ROMA – Le riunioni si susseguono a ritmo frenetico. Peccato che ciascuno dei soggetti decisori coinvolti nel secondo decreto per Roma Capitale, cioè Regione, Provincia e Comune, se le faccia per conto proprio, senza alcun coordinamento o lavoro congiunto. A fine settembre si è riunita alla Pisana la Commissione speciale per il federalismo fiscale e Roma Capitale, presieduta da Marco Di Stefano (Pd), per discutere appunto sull’atteso secondo decreto attuativo, ai sensi dell’articolo 24 della Legge 42/09. C’erano un po’ tutti ma non si è deciso nulla, dal momento che si trattava solo di un incontri preliminare. Al presidente Di Stefano non era restato che dichiarare, con evidente ovvietà, che “quello dei poteri che verranno conferiti a Roma Capitale è un tema estremamente importante per il futuro della città e, di riflesso, per tutta la Regione e che merita la massima attenzione, anche alla luce del fatto che i tempi stabiliti nella legge delega al Governo per approvarlo stanno scadendo. È tempo, quindi, che Regione, Provincia e Comune di Roma si attivino velocemente per mettere a punto una proposta condivisa sui poteri da trasferire a Roma Capitale”.

Schermata_2011-10-17_a_11.07.24Ciò nonostante, il presidente della Commissione comunale per la riforma istituzionale, Francesco Smedile, presente alla riunione, si era detto “pienamente soddisfatto dell’incontro, per condividere posizioni e intenzioni sul secondo decreto per Roma Capitale, come segnale dell’avvio di una virtuosa collaborazione tra le istituzioni al fine di formulare al Governo una proposta condivisa sui contenuti del testo, da portare in approvazione entro il prossimo 21 novembre”.

Ma l’ottimismo di Smedile è durato poco perché già nella riunione di qualche giorno dopo della Commissione per le riforme istituzionali in Campidoglio si è dovuta registrare la defezione di alcuni membri importanti, a cominciare dai rappresentanti della Regione Lazio. Anche se la Polverini il giorno dopo ha mandato la giustificazione, è chiaro a tutti che le profonde divergenze ancora in essere in merito al trasferimento di competenze dalla Regione al Comune continuano a dividere verticalmente le parti in causa.

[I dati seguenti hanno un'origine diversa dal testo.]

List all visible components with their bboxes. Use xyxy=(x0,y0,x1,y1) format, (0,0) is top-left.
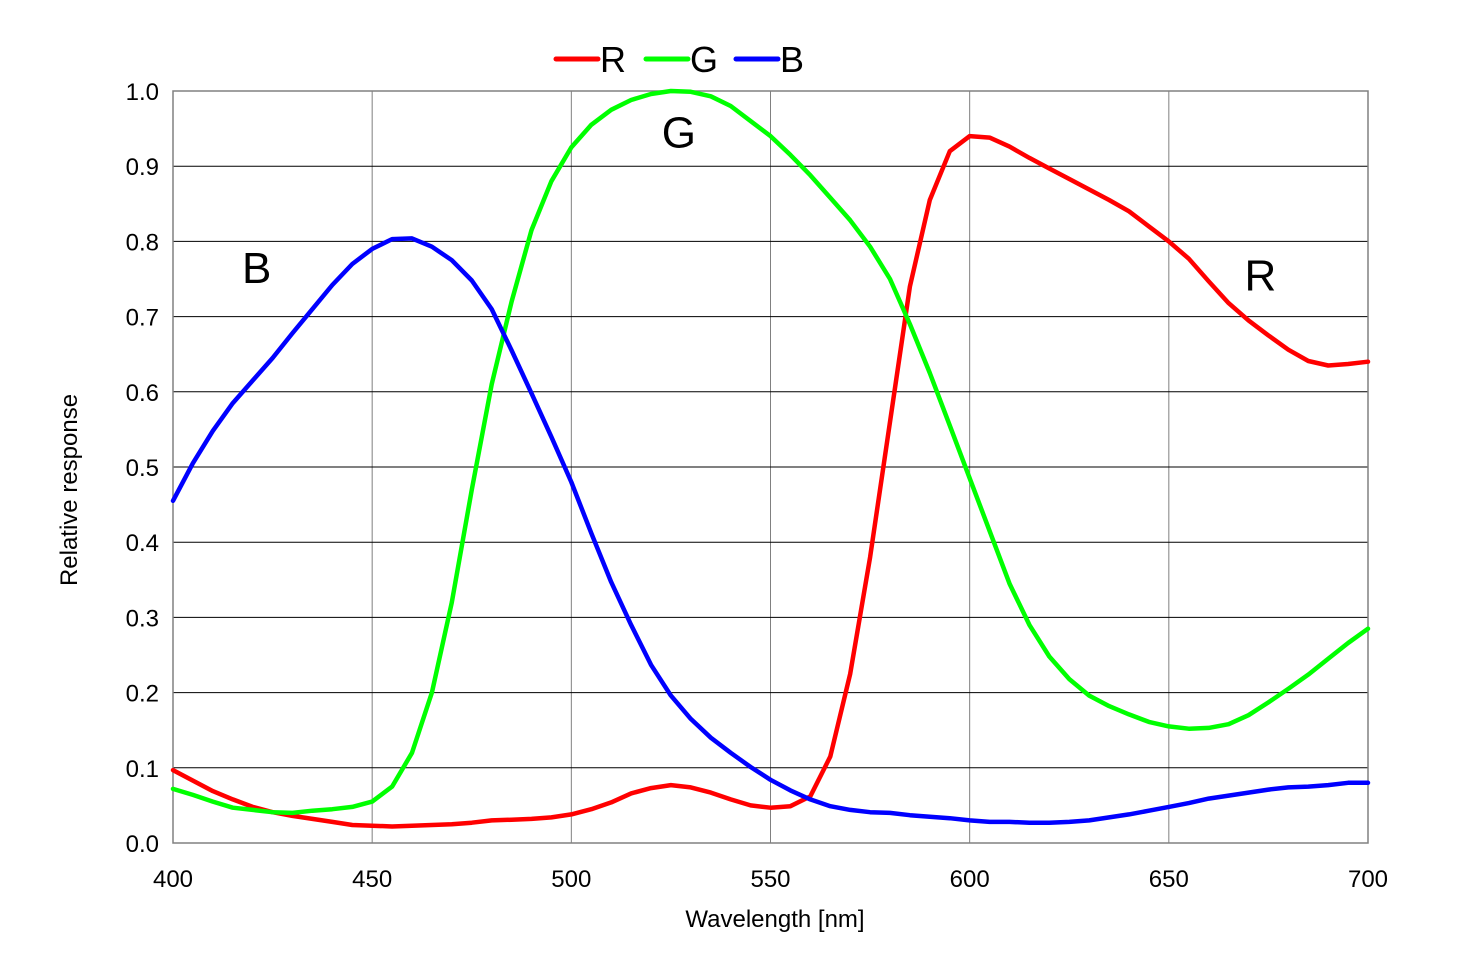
y-tick-label: 0.4 xyxy=(126,530,159,557)
legend-label: G xyxy=(690,39,718,80)
series-line-g xyxy=(170,88,1371,816)
x-tick-label: 650 xyxy=(1149,866,1189,893)
legend-label: B xyxy=(780,39,804,80)
annotation-r: R xyxy=(1245,251,1277,300)
plot-area: B G R xyxy=(170,88,1371,844)
y-axis-tick-labels: 0.0 0.1 0.2 0.3 0.4 0.5 0.6 0.7 0.8 0.9 1.0 xyxy=(126,79,159,858)
y-tick-label: 0.7 xyxy=(126,305,159,332)
legend-item-g: G xyxy=(643,39,718,80)
legend-item-b: B xyxy=(733,39,804,80)
x-tick-label: 450 xyxy=(352,866,392,893)
x-tick-label: 600 xyxy=(950,866,990,893)
series-line-b xyxy=(170,236,1371,825)
y-axis-title: Relative response xyxy=(56,394,83,586)
annotation-g: G xyxy=(662,108,696,157)
x-tick-label: 550 xyxy=(750,866,790,893)
y-tick-label: 0.3 xyxy=(126,605,159,632)
y-tick-label: 0.0 xyxy=(126,831,159,858)
x-axis-tick-labels: 400 450 500 550 600 650 700 xyxy=(153,866,1388,893)
y-tick-label: 0.5 xyxy=(126,455,159,482)
y-tick-label: 0.2 xyxy=(126,681,159,708)
y-tick-label: 0.8 xyxy=(126,229,159,256)
series-line-r xyxy=(170,133,1371,829)
annotation-b: B xyxy=(242,244,271,293)
x-tick-label: 500 xyxy=(551,866,591,893)
plot-frame xyxy=(172,90,1369,844)
x-axis-title: Wavelength [nm] xyxy=(685,906,864,933)
series-layer xyxy=(170,88,1371,829)
x-tick-label: 700 xyxy=(1348,866,1388,893)
legend-label: R xyxy=(600,39,626,80)
y-tick-label: 0.9 xyxy=(126,154,159,181)
y-tick-label: 1.0 xyxy=(126,79,159,106)
y-tick-label: 0.6 xyxy=(126,380,159,407)
y-tick-label: 0.1 xyxy=(126,756,159,783)
legend-item-r: R xyxy=(553,39,626,80)
x-tick-label: 400 xyxy=(153,866,193,893)
annotation-layer: B G R xyxy=(242,108,1276,300)
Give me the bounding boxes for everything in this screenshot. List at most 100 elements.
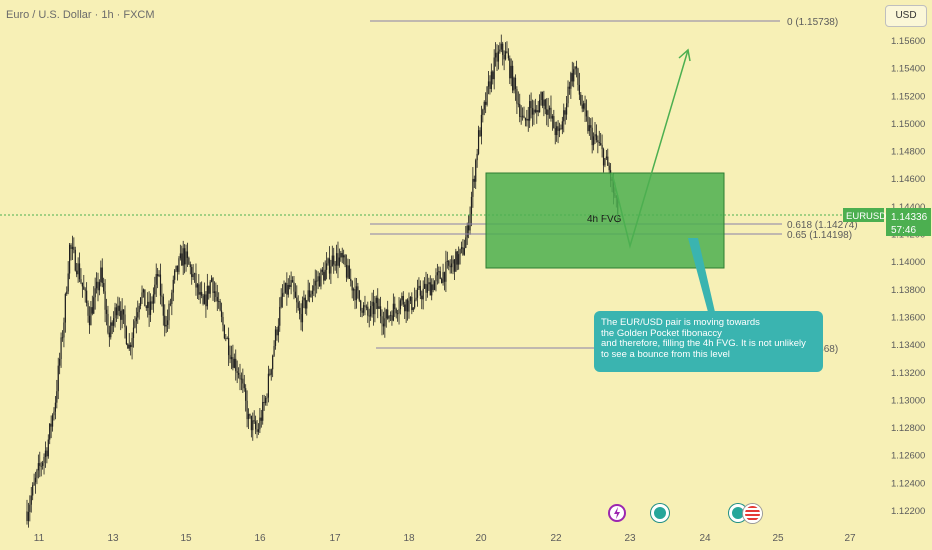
lightning-event-icon[interactable]: [608, 504, 626, 522]
candle-body: [95, 281, 98, 289]
candle-body: [182, 248, 184, 266]
candle-body: [260, 417, 262, 421]
candle-body: [233, 358, 235, 368]
candle-body: [597, 140, 599, 143]
candle-body: [533, 109, 535, 115]
projection-arrow[interactable]: [611, 48, 691, 249]
candle-body: [188, 257, 190, 265]
us-flag-event-icon[interactable]: [743, 504, 762, 523]
candle-body: [240, 378, 243, 380]
candle-body: [228, 337, 230, 356]
candle-body: [125, 327, 127, 345]
candle-body: [266, 397, 268, 399]
candle-body: [482, 109, 484, 115]
candle-body: [149, 301, 152, 315]
callout-line-1: The EUR/USD pair is moving towards: [601, 317, 760, 328]
candle-body: [534, 109, 536, 113]
candle-body: [391, 315, 393, 321]
candle-body: [169, 303, 172, 305]
candle-body: [348, 265, 350, 279]
candle-body: [148, 301, 150, 315]
candle-body: [216, 296, 218, 302]
x-tick-label: 20: [475, 533, 487, 544]
y-tick-label: 1.14600: [891, 174, 925, 185]
candle-body: [485, 101, 487, 105]
candle-body: [243, 383, 245, 389]
candle-body: [74, 249, 76, 271]
candle-body: [502, 43, 504, 55]
candle-body: [236, 371, 238, 373]
candle-body: [453, 259, 456, 272]
candle-body: [294, 291, 296, 298]
candle-body: [211, 278, 213, 282]
price-axis[interactable]: 1.12200 1.12400 1.12600 1.12800 1.13000 1.132…: [891, 36, 925, 517]
candle-body: [151, 301, 153, 304]
candle-body: [229, 355, 231, 360]
candle-body: [439, 271, 441, 279]
candle-body: [605, 156, 607, 159]
callout-note[interactable]: The EUR/USD pair is moving towards the G…: [594, 311, 823, 372]
candle-body: [201, 292, 203, 296]
x-tick-label: 23: [624, 533, 636, 544]
time-axis[interactable]: 11 13 15 16 17 18 20 22 23 24 25 27: [34, 533, 856, 544]
candle-body: [256, 429, 258, 432]
candle-body: [47, 439, 49, 457]
candle-body: [574, 66, 576, 70]
currency-button[interactable]: USD: [885, 5, 927, 27]
candle-body: [426, 284, 429, 293]
candle-body: [608, 165, 610, 171]
candle-body: [103, 283, 105, 292]
candle-body: [600, 143, 602, 145]
candle-body: [353, 289, 355, 291]
candle-body: [128, 344, 130, 349]
candle-body: [93, 297, 95, 314]
candle-body: [372, 301, 375, 315]
candle-body: [124, 314, 126, 328]
candle-body: [419, 285, 421, 296]
candle-body: [388, 316, 390, 319]
candle-body: [186, 251, 189, 258]
teal-event-icon[interactable]: [651, 504, 669, 522]
candle-body: [132, 327, 135, 339]
candle-body: [270, 369, 272, 375]
candle-body: [333, 255, 335, 265]
candle-body: [178, 258, 180, 272]
candle-body: [595, 134, 598, 141]
candle-body: [377, 297, 379, 309]
candle-body: [495, 52, 497, 58]
candle-body: [489, 81, 491, 89]
candle-body: [563, 110, 565, 122]
candle-body: [425, 283, 427, 293]
candle-body: [486, 86, 488, 105]
candle-body: [345, 264, 348, 278]
candle-body: [402, 295, 404, 305]
candle-body: [326, 263, 328, 270]
candle-body: [487, 81, 490, 87]
candle-body: [144, 289, 146, 307]
candle-body: [303, 297, 305, 301]
fvg-zone[interactable]: [485, 172, 725, 269]
candle-body: [215, 291, 217, 297]
candle-body: [242, 378, 244, 384]
candle-body: [324, 269, 326, 281]
candle-body: [307, 290, 309, 301]
candle-body: [273, 345, 275, 356]
x-tick-label: 16: [254, 533, 266, 544]
candle-body: [317, 276, 319, 282]
candle-body: [573, 69, 575, 82]
price-tag-value: 1.14336: [891, 212, 928, 223]
candle-body: [351, 281, 353, 291]
candle-body: [519, 103, 521, 117]
x-tick-label: 18: [403, 533, 415, 544]
candle-body: [360, 300, 362, 311]
candle-body: [514, 77, 517, 90]
candle-body: [370, 305, 372, 317]
candle-body: [530, 101, 532, 109]
candle-body: [421, 295, 423, 300]
candle-body: [408, 300, 410, 312]
candle-body: [301, 300, 304, 323]
candle-body: [592, 136, 595, 146]
candle-body: [591, 127, 593, 146]
candle-body: [443, 272, 446, 282]
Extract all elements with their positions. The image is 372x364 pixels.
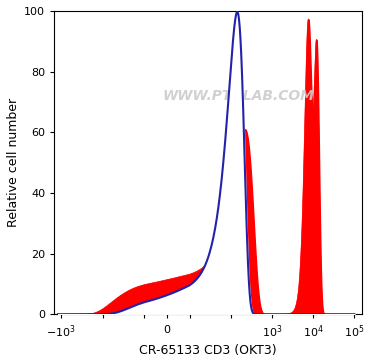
Text: WWW.PTGLAB.COM: WWW.PTGLAB.COM: [163, 89, 315, 103]
Y-axis label: Relative cell number: Relative cell number: [7, 98, 20, 227]
X-axis label: CR-65133 CD3 (OKT3): CR-65133 CD3 (OKT3): [139, 344, 277, 357]
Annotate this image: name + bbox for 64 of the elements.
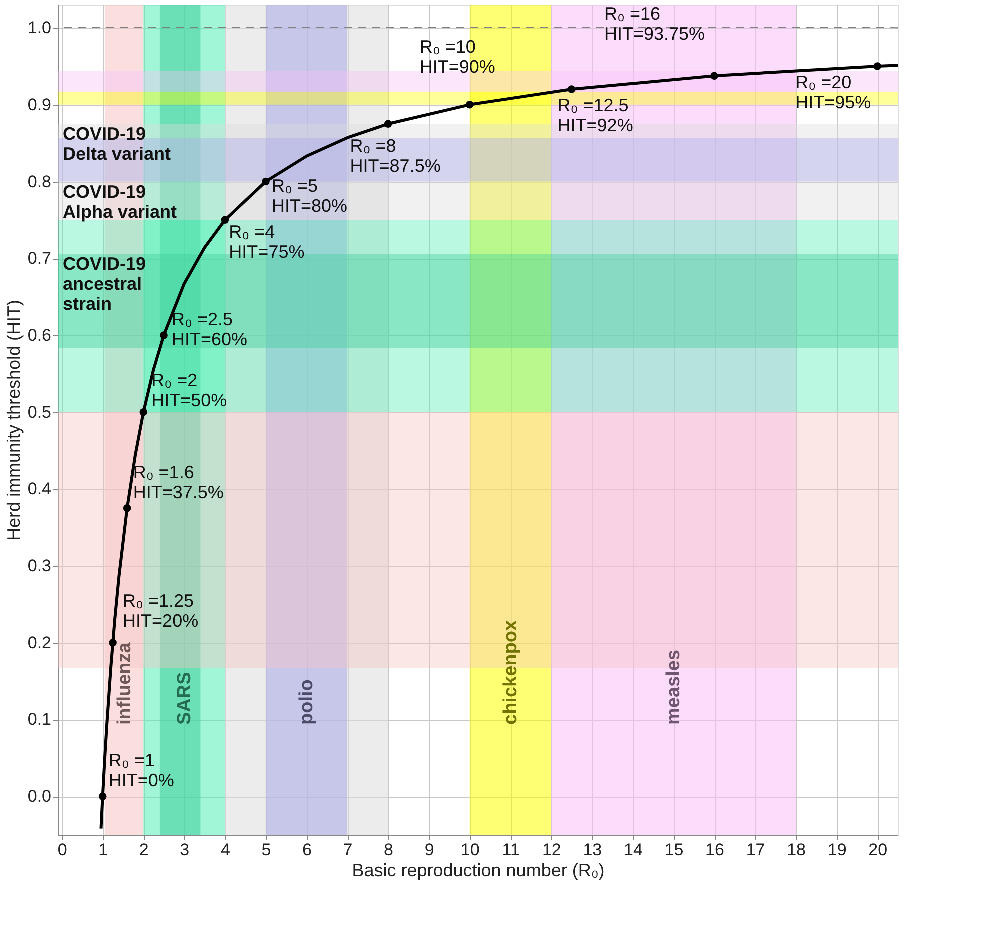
annotation: R₀ =5 HIT=80% bbox=[272, 176, 348, 216]
annotation: R₀ =20 HIT=95% bbox=[796, 72, 872, 112]
annotation: R₀ =1.6 HIT=37.5% bbox=[133, 462, 224, 502]
y-tick-label: 0.6 bbox=[28, 326, 52, 345]
x-axis-title: Basic reproduction number (R₀) bbox=[352, 860, 605, 880]
band-label: chickenpox bbox=[500, 620, 522, 725]
y-tick-label: 0.2 bbox=[28, 633, 52, 652]
point bbox=[98, 792, 107, 800]
point bbox=[568, 86, 576, 94]
y-tick-label: 0.4 bbox=[28, 480, 52, 499]
point bbox=[466, 101, 474, 109]
x-tick-label: 4 bbox=[220, 840, 230, 860]
y-tick-label: 0.7 bbox=[28, 249, 52, 268]
x-tick-label: 3 bbox=[180, 840, 190, 860]
x-tick-label: 2 bbox=[139, 840, 149, 860]
point bbox=[160, 332, 168, 340]
y-tick-label: 0.5 bbox=[28, 402, 52, 422]
x-tick-label: 6 bbox=[302, 840, 312, 860]
x-tick-label: 18 bbox=[787, 840, 806, 860]
x-tick-label: 9 bbox=[424, 840, 434, 860]
y-tick-label: 0.8 bbox=[28, 172, 52, 192]
x-tick-label: 13 bbox=[583, 840, 602, 860]
y-tick-label: 0.3 bbox=[28, 556, 52, 576]
annotation: R₀ =8 HIT=87.5% bbox=[350, 136, 441, 176]
x-tick-label: 7 bbox=[343, 840, 353, 860]
point bbox=[123, 504, 132, 512]
annotation: R₀ =2.5 HIT=60% bbox=[172, 309, 248, 350]
x-tick-label: 20 bbox=[868, 840, 888, 860]
x-tick-label: 5 bbox=[262, 840, 272, 860]
y-tick-label: 0.1 bbox=[28, 710, 52, 730]
annotation: R₀ =12.5 HIT=92% bbox=[558, 96, 634, 136]
point bbox=[109, 639, 117, 647]
x-tick-label: 19 bbox=[828, 840, 847, 860]
y-tick-label: 1.0 bbox=[28, 18, 52, 38]
band-label: measles bbox=[664, 650, 685, 725]
band-label: COVID-19 ancestral strain bbox=[63, 254, 146, 314]
y-tick-label: 0.0 bbox=[28, 787, 52, 806]
point bbox=[221, 216, 230, 224]
band-label: COVID-19 Alpha variant bbox=[63, 182, 178, 222]
point bbox=[874, 62, 882, 70]
x-tick-label: 14 bbox=[624, 840, 643, 860]
point bbox=[140, 408, 148, 416]
annotation: R₀ =1.25 HIT=20% bbox=[123, 590, 199, 631]
band-label: polio bbox=[296, 680, 318, 725]
annotation: R₀ =4 HIT=75% bbox=[229, 222, 305, 262]
band-label: influenza bbox=[114, 642, 136, 725]
x-tick-label: 16 bbox=[706, 840, 724, 860]
x-tick-label: 12 bbox=[542, 840, 562, 860]
band-label: COVID-19 Delta variant bbox=[63, 124, 172, 164]
x-tick-label: 11 bbox=[502, 840, 520, 860]
x-tick-label: 1 bbox=[98, 840, 108, 860]
x-tick-label: 15 bbox=[664, 840, 684, 860]
x-tick-label: 17 bbox=[746, 840, 766, 860]
point bbox=[384, 120, 392, 128]
y-tick-label: 0.9 bbox=[28, 95, 52, 114]
annotation: R₀ =2 HIT=50% bbox=[152, 370, 228, 410]
y-axis-title: Herd immunity threshold (HIT) bbox=[4, 300, 24, 542]
point bbox=[262, 178, 270, 186]
x-tick-label: 10 bbox=[460, 840, 480, 860]
point bbox=[710, 72, 718, 80]
band-label: SARS bbox=[174, 672, 196, 725]
x-tick-label: 8 bbox=[384, 840, 394, 860]
annotation: R₀ =16 HIT=93.75% bbox=[604, 4, 706, 44]
x-tick-label: 0 bbox=[58, 840, 68, 860]
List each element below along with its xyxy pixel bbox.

Eppure, a parole, tutti sono consapevoli che la posta in gioco è elevatissima. Si sta infatti lavorando, pur tra grandi ostacoli e difficoltà politiche, ad una nuova governance della città, fatta essenzialmente da una maggiore autonomia nella gestione, da una più moderna forma di governo locale e da uno snellimento delle procedure tecnico-amministrative. Più poteri quindi in materie strategiche, come pianificazione del territorio, edilizia pubblica, mobilità e trasporti, beni culturali, sviluppo economico legato al turismo, protezione civile, che attraverso appositi decreti legislativi dovrebbero essere trasferiti dallo Stato e dalla Regione Lazio a Roma Capitale.

Ma quante possibilità ci sono che il decreto governativo possa vedere la luce entro la scadenza stabilita del 21 novembre? Obiettivamente poche, quasi nessuna, a dirla tutta. Quando anche infatti si riuscisse a mettere d’accordo in tempi brevi Regione e Comune (e non è impresa da poco, sebbene qualcuno mormori che qualcosa si stia muovendo), rimarrebbe poi da compiere l’ultimo miglio, quello che separa il Campidoglio da Largo Chigi, dove siede l’accoppiata leghista Bossi-Calderoli che vigila sulle riforme e non ha alcuna intenzione di agevolare o accelerare il cammino del secondo decreto di attuazione di Roma Capitale.

Con l’aria che tira e le prospettive indecifrabili del governo in carica, sono in molti a temere che la data del 21 novembre possa segnare la Caporetto del processo di riforma.